Again, if someone wants it bad enough, they'll do it.

Getting a pound of U232 would necessitate a large reactor, most people are talking about 50 MW (at most) for LFTR. To give you an idea of relative size of a 50 MW reactor core, the TRIGA, a research reactor design used in a lot of places, had a cylindrical core that was about 6 feet in diameter and 2 feet in height with fuel rods that were also cylindrical and were 3 inches in diameter and 2 feet in length (about 90 fuel rods in total) and produced 2 MW of heat (with standard efficiency of 40%, that means that would be 0.8MW of electricity for that small amount of 20% enriched fuel).

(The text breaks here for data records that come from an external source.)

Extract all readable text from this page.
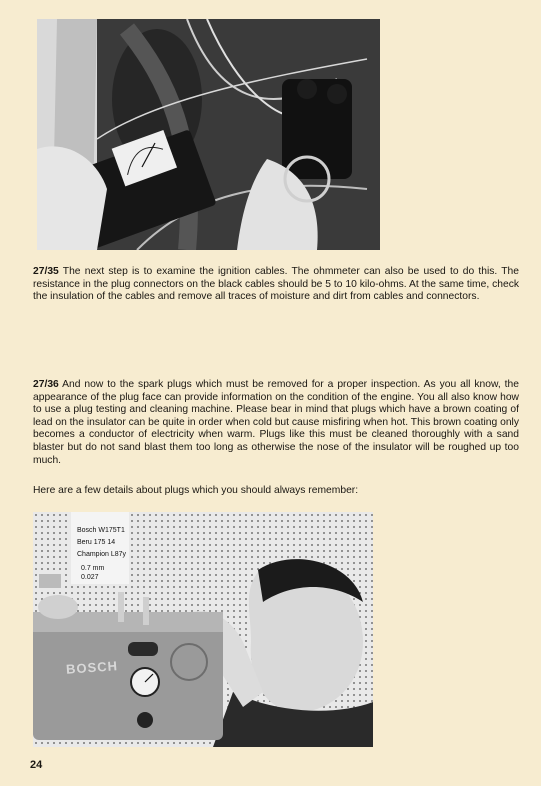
27/35 The next step is to examine the ignition cables. The ohmmeter can also be used to do this. The resistance in the plug connectors on the black cables should be 5 to 10 kilo-ohms. At the same time, check the insulation of the cables and remove all traces of moisture and dirt from cables and connectors.

27/36 And now to the spark plugs which must be removed for a proper inspection. As you all know, the appearance of the plug face can provide information on the condition of the engine. You all also know how to use a plug testing and cleaning machine. Please bear in mind that plugs which have a brown coating of lead on the insulator can be quite in order when cold but cause misfiring when hot. This brown coating only becomes a conductor of electricity when warm. Plugs like this must be cleaned thoroughly with a sand blaster but do not sand blast them too long as otherwise the nose of the insulator will be roughed up too much.

Here are a few details about plugs which you should always remember:

Bosch W175T1
Beru 175 14
Champion L87y
0.7 mm
0.027
BOSCH
24
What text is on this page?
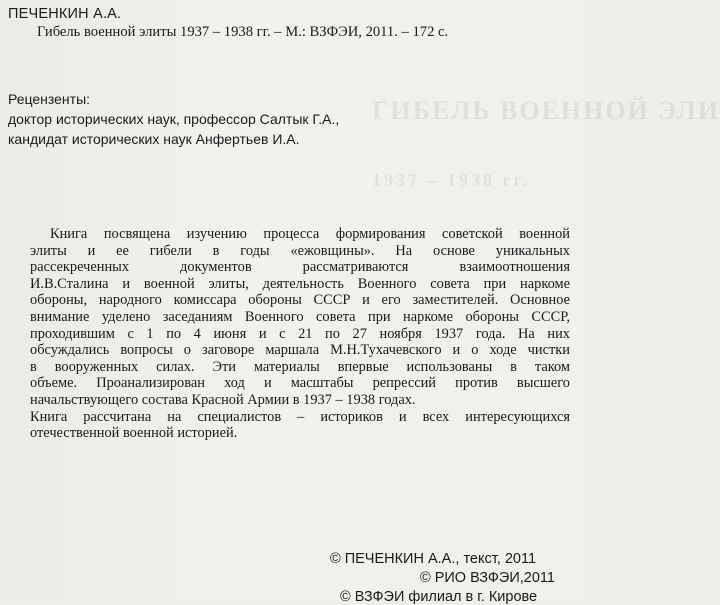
ГИБЕЛЬ ВОЕННОЙ ЭЛИ
1937 – 1938 гг.
ПЕЧЕНКИН А.А.
Гибель военной элиты 1937 – 1938 гг. – М.: ВЗФЭИ, 2011. – 172 с.
Рецензенты:
доктор исторических наук, профессор Салтык Г.А.,
кандидат исторических наук Анфертьев И.А.
Книга посвящена изучению процесса формирования советской военной
элиты и ее гибели в годы «ежовщины». На основе уникальных
рассекреченных документов рассматриваются взаимоотношения
И.В.Сталина и военной элиты, деятельность Военного совета при наркоме
обороны, народного комиссара обороны СССР и его заместителей. Основное
внимание уделено заседаниям Военного совета при наркоме обороны СССР,
проходившим с 1 по 4 июня и с 21 по 27 ноября 1937 года. На них
обсуждались вопросы о заговоре маршала М.Н.Тухачевского и о ходе чистки
в вооруженных силах. Эти материалы впервые использованы в таком
объеме. Проанализирован ход и масштабы репрессий против высшего
начальствующего состава Красной Армии в 1937 – 1938 годах.
Книга рассчитана на специалистов – историков и всех интересующихся
отечественной военной историей.
© ПЕЧЕНКИН А.А., текст, 2011
© РИО ВЗФЭИ,2011
© ВЗФЭИ филиал в г. Кирове
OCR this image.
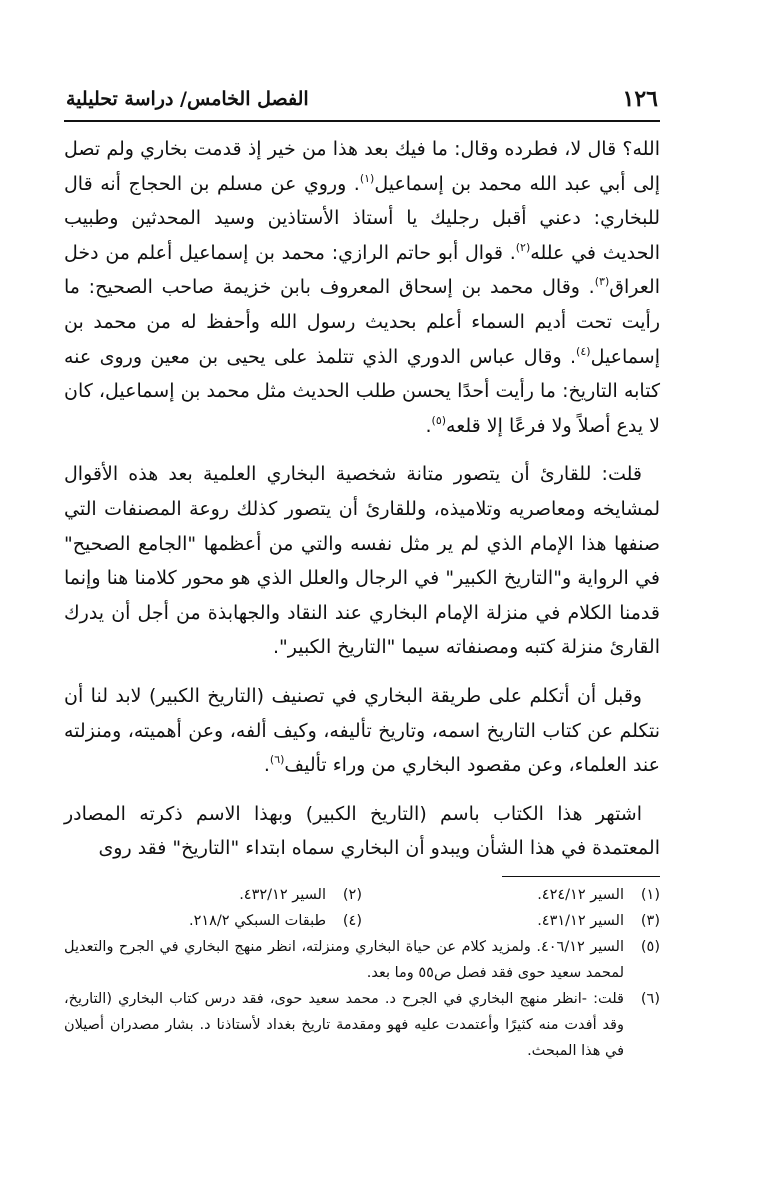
١٢٦
الفصل الخامس/ دراسة تحليلية

الله؟ قال لا، فطرده وقال: ما فيك بعد هذا من خير إذ قدمت بخاري ولم تصل إلى أبي عبد الله محمد بن إسماعيل$^{(١)}$. وروي عن مسلم بن الحجاج أنه قال للبخاري: دعني أقبل رجليك يا أستاذ الأستاذين وسيد المحدثين وطبيب الحديث في علله$^{(٢)}$. قوال أبو حاتم الرازي: محمد بن إسماعيل أعلم من دخل العراق$^{(٣)}$. وقال محمد بن إسحاق المعروف بابن خزيمة صاحب الصحيح: ما رأيت تحت أديم السماء أعلم بحديث رسول الله وأحفظ له من محمد بن إسماعيل$^{(٤)}$. وقال عباس الدوري الذي تتلمذ على يحيى بن معين وروى عنه كتابه التاريخ: ما رأيت أحدًا يحسن طلب الحديث مثل محمد بن إسماعيل، كان لا يدع أصلاً ولا فرعًا إلا قلعه$^{(٥)}$.

قلت: للقارئ أن يتصور متانة شخصية البخاري العلمية بعد هذه الأقوال لمشايخه ومعاصريه وتلاميذه، وللقارئ أن يتصور كذلك روعة المصنفات التي صنفها هذا الإمام الذي لم ير مثل نفسه والتي من أعظمها "الجامع الصحيح" في الرواية و"التاريخ الكبير" في الرجال والعلل الذي هو محور كلامنا هنا وإنما قدمنا الكلام في منزلة الإمام البخاري عند النقاد والجهابذة من أجل أن يدرك القارئ منزلة كتبه ومصنفاته سيما "التاريخ الكبير".

وقبل أن أتكلم على طريقة البخاري في تصنيف (التاريخ الكبير) لابد لنا أن نتكلم عن كتاب التاريخ اسمه، وتاريخ تأليفه، وكيف ألفه، وعن أهميته، ومنزلته عند العلماء، وعن مقصود البخاري من وراء تأليف$^{(٦)}$.

اشتهر هذا الكتاب باسم (التاريخ الكبير) وبهذا الاسم ذكرته المصادر المعتمدة في هذا الشأن ويبدو أن البخاري سماه ابتداء "التاريخ" فقد روى

(١)
السير ٤٢٤/١٢.
(٢)
السير ٤٣٢/١٢.
(٣)
السير ٤٣١/١٢.
(٤)
طبقات السبكي ٢١٨/٢.
(٥)
السير ٤٠٦/١٢. ولمزيد كلام عن حياة البخاري ومنزلته، انظر منهج البخاري في الجرح والتعديل لمحمد سعيد حوى فقد فصل ص٥٥ وما بعد.
(٦)
قلت: -انظر منهج البخاري في الجرح د. محمد سعيد حوى، فقد درس كتاب البخاري (التاريخ، وقد أفدت منه كثيرًا وأعتمدت عليه فهو ومقدمة تاريخ بغداد لأستاذنا د. بشار مصدران أصيلان في هذا المبحث.
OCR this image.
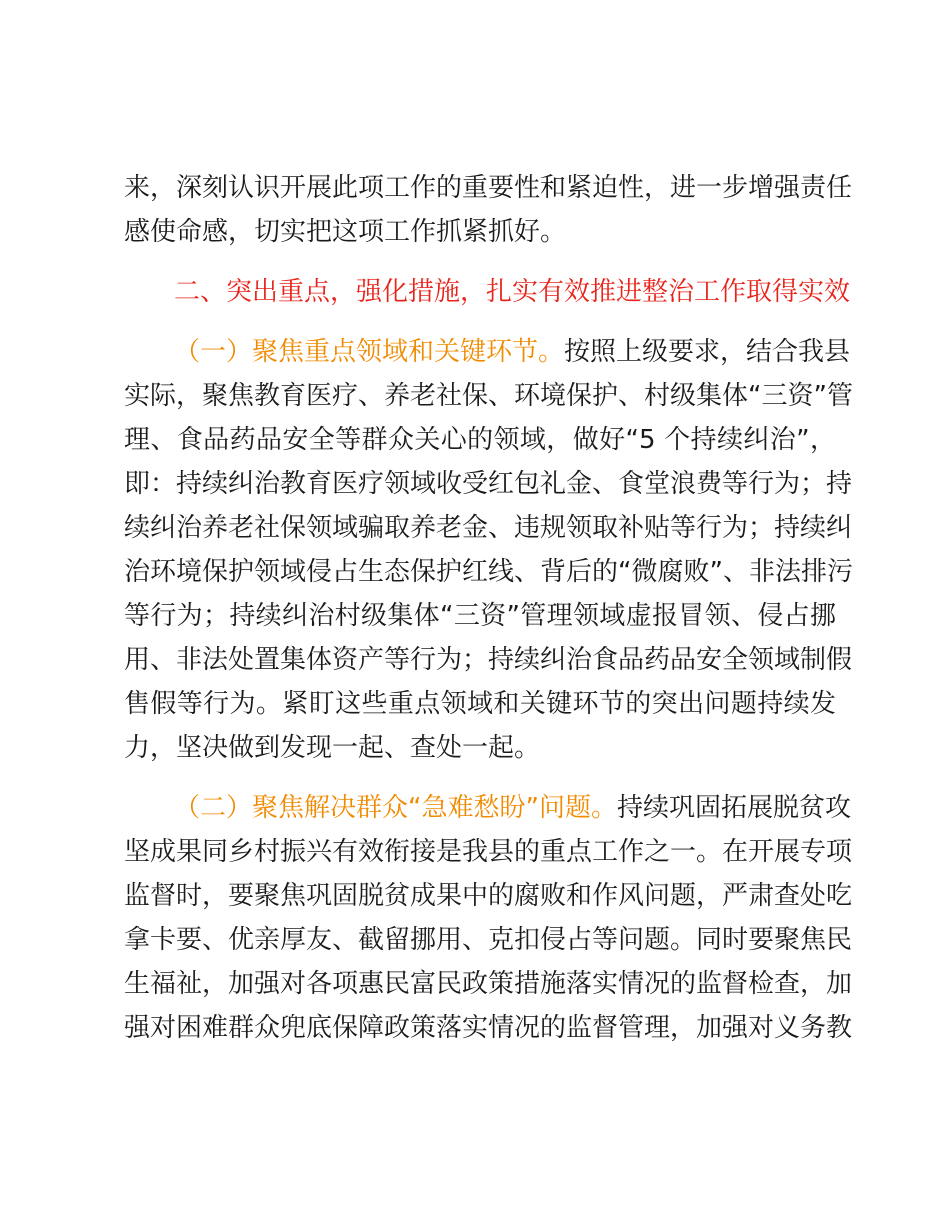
来，深刻认识开展此项工作的重要性和紧迫性，进一步增强责任
感使命感，切实把这项工作抓紧抓好。
二、突出重点，强化措施，扎实有效推进整治工作取得实效
（一）聚焦重点领域和关键环节。按照上级要求，结合我县
实际，聚焦教育医疗、养老社保、环境保护、村级集体“三资”管
理、食品药品安全等群众关心的领域，做好“5 个持续纠治”，
即：持续纠治教育医疗领域收受红包礼金、食堂浪费等行为；持
续纠治养老社保领域骗取养老金、违规领取补贴等行为；持续纠
治环境保护领域侵占生态保护红线、背后的“微腐败”、非法排污
等行为；持续纠治村级集体“三资”管理领域虚报冒领、侵占挪
用、非法处置集体资产等行为；持续纠治食品药品安全领域制假
售假等行为。紧盯这些重点领域和关键环节的突出问题持续发
力，坚决做到发现一起、查处一起。
（二）聚焦解决群众“急难愁盼”问题。持续巩固拓展脱贫攻
坚成果同乡村振兴有效衔接是我县的重点工作之一。在开展专项
监督时，要聚焦巩固脱贫成果中的腐败和作风问题，严肃查处吃
拿卡要、优亲厚友、截留挪用、克扣侵占等问题。同时要聚焦民
生福祉，加强对各项惠民富民政策措施落实情况的监督检查，加
强对困难群众兜底保障政策落实情况的监督管理，加强对义务教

So, the LFTR "core" isn't going to be much bigger of liquid salt and thorium mixture.

Also, on the Ebola, the problem is that it doesn't incubate like the common cold. When you get the cold, when you finally get the symptoms, you've already had the virus running in your system for half a week or more. In the case of Ebola, the symptoms show up within a few hours of you contracting it, thus making it difficult to transport.